The MRT in the sclera was relatively short, which might be due to that the drug firstly reached the sclera after periocular injection, resulting in the highest drug concentration and AUC in the sclera. Subsequently, the drug may be transferred into blood and circulate into ocular tissues and other parts of the body, be metabolized, or penetrated through the sclera to the intraocular tissues. The sclera has a large surface area and a high degree of hydrophilicity, which makes water-soluble macromolecular drugs (relative molecular mass of 70,000 to 150,000) to penetrate into intraocular tissues. In addition, there are few cells in the sclera, and the sclera lacks proteolytic enzymes; thus, some macromolecular biological active substances (such as oligonucleotides and monoclonal antibodies) can reach to the choroid and retina through the sclera [11-14]. In short, after periocular injection of MPSS, the sclera is the main barrier for drug penetration, but the sclera also is a “repository” for local drug release due to its large surface area.
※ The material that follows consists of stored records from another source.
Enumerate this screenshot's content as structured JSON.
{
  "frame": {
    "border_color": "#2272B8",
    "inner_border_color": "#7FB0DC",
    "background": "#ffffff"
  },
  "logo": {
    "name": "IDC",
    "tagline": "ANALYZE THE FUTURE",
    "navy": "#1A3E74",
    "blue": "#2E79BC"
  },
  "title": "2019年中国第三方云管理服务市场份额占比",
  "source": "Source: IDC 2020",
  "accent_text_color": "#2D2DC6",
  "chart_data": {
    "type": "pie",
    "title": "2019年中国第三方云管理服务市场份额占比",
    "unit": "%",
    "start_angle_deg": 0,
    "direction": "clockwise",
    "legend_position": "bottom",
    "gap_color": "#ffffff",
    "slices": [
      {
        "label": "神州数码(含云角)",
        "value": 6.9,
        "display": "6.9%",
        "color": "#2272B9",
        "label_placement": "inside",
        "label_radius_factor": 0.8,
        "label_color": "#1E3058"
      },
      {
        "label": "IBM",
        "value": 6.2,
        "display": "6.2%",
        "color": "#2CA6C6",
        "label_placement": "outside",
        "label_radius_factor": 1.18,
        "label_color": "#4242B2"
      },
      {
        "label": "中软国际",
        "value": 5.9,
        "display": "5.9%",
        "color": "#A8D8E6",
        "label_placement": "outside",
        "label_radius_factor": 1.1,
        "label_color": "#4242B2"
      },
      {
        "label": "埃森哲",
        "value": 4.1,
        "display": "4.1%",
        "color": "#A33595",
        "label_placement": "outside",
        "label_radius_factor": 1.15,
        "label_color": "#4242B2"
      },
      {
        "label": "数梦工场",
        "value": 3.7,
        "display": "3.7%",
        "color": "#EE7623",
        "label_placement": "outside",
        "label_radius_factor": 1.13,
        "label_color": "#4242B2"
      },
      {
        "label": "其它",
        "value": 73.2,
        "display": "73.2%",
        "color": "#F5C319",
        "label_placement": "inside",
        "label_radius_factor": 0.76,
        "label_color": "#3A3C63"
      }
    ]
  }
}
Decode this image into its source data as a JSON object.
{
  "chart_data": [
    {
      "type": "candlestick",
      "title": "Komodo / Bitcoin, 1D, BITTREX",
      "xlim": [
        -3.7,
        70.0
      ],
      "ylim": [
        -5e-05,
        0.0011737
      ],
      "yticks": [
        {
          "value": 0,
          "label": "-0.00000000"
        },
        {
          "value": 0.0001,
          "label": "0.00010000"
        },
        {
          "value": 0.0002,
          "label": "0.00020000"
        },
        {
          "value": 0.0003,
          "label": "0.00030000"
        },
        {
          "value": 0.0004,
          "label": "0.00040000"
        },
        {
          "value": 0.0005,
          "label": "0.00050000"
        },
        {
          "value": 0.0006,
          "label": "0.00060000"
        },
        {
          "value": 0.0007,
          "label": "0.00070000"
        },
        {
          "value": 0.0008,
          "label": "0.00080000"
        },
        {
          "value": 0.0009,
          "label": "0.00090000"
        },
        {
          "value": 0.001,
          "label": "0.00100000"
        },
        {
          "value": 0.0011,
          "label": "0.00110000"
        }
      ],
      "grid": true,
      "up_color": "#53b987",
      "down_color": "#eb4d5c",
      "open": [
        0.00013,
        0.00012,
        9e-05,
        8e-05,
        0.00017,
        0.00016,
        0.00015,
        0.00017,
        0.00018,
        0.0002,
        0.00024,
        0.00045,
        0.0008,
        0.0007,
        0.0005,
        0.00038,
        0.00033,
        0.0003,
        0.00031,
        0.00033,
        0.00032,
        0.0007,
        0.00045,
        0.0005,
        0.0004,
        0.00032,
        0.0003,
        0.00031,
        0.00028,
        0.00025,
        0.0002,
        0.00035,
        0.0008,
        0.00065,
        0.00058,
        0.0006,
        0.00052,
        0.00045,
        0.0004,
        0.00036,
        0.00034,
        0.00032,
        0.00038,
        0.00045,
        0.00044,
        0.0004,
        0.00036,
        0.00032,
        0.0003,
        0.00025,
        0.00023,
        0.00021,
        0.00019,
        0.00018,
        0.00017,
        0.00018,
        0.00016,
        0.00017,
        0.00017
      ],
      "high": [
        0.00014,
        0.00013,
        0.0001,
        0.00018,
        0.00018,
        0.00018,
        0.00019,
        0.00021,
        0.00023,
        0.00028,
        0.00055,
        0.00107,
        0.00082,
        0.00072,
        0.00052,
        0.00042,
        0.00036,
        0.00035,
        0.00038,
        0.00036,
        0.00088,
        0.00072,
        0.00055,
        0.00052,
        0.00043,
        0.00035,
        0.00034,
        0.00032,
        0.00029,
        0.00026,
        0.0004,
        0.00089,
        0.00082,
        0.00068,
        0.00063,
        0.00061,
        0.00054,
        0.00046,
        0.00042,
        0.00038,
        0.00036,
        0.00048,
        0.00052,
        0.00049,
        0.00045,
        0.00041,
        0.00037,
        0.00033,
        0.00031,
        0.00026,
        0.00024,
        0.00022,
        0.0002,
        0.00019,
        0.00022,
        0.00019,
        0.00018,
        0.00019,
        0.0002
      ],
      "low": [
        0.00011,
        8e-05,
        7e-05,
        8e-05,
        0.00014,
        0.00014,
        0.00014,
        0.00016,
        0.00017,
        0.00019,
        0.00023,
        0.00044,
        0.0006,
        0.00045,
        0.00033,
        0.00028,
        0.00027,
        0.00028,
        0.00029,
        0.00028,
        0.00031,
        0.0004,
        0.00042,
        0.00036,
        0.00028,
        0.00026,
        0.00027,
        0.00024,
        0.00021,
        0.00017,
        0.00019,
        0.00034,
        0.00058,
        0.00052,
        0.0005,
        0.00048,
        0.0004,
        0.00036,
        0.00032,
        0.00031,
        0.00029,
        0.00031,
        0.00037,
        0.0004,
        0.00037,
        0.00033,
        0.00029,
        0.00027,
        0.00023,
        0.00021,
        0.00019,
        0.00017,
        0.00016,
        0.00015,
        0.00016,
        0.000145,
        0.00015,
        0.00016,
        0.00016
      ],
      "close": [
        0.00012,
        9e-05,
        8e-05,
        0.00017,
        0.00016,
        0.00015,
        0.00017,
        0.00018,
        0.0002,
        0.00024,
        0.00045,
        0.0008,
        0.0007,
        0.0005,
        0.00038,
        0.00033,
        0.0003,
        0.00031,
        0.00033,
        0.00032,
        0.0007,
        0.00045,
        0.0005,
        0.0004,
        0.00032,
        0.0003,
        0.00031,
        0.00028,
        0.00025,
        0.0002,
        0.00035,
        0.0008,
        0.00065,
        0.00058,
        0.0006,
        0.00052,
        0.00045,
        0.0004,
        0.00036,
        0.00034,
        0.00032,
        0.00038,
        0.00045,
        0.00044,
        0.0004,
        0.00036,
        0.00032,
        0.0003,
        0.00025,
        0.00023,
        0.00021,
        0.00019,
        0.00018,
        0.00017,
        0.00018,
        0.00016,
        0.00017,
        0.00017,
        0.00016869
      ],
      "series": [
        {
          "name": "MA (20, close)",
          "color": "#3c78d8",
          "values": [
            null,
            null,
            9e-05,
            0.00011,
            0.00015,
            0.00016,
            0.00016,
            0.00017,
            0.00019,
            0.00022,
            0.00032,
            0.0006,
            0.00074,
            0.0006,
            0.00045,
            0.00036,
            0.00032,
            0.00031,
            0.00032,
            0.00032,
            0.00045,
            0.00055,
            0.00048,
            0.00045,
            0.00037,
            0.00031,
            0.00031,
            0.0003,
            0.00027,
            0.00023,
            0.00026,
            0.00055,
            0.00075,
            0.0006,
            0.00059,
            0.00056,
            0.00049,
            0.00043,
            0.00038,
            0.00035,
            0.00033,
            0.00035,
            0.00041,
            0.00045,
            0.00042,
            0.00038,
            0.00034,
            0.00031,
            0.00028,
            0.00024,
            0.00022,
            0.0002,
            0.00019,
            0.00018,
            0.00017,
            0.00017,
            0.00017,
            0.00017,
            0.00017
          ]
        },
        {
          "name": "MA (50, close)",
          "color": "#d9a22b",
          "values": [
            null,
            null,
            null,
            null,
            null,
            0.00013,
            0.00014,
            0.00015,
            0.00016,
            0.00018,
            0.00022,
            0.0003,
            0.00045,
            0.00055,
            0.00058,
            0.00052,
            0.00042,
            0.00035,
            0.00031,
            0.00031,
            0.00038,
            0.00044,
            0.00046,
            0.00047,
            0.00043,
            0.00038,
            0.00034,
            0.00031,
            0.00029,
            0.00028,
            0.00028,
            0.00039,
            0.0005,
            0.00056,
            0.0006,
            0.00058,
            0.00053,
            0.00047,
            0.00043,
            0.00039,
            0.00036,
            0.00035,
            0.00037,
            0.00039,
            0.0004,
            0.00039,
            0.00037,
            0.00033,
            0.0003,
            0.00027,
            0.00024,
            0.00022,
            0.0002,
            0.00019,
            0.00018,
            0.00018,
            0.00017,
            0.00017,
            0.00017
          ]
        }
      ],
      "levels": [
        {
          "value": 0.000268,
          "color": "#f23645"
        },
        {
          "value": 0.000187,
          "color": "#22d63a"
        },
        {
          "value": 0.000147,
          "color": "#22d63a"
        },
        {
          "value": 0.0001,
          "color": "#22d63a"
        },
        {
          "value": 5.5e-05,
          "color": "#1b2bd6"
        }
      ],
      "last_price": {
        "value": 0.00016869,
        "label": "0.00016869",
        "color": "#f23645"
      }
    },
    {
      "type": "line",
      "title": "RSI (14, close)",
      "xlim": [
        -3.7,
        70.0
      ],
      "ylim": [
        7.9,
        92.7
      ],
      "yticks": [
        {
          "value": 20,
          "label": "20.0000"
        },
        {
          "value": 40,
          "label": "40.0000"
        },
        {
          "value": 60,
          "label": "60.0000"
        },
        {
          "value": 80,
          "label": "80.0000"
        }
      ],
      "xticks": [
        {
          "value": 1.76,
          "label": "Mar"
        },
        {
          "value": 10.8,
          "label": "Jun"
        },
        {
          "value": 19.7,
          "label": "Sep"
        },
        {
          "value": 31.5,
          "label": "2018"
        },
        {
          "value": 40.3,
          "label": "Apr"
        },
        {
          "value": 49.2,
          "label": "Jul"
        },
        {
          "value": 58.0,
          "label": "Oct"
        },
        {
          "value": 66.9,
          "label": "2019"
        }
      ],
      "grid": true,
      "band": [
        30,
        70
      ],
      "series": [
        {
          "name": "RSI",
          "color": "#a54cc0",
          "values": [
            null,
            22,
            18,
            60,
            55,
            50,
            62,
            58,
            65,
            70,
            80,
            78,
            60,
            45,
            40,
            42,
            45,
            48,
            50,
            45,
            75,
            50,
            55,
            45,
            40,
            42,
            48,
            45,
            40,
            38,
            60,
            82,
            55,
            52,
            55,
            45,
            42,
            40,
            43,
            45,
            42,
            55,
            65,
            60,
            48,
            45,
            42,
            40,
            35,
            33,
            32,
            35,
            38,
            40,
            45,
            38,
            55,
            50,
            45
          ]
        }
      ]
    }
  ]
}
There are many administration routes to deliver drugs into ocular tissues. The choice is primarily made based on the desired target site for the drug. Conventional ocular topical administration and subconjunctival administration are mainly used for the anterior segment lesions, whereas intravitreal administration and transscleral administration are for the posterior segment lesions. This study provides a theoretical basis for the transscleral administration of some new pharmaceutical dosage forms, such as the hormone scleral delivery system [15].

5. Conclusion

The present study aimed to study the pharmacokinetics of MPSS after periocular injection in rabbit eyes. MPSS was rapidly absorbed in the intraocular tissues, effectively delivered to the posterior segment of the eyes (choroid and retina) and then quickly eliminated. The prodrug could rapidly convert into its active ingredient (MP) in eye tissues. Hence, periocular injection is an effective way to deliver drugs to the eyes.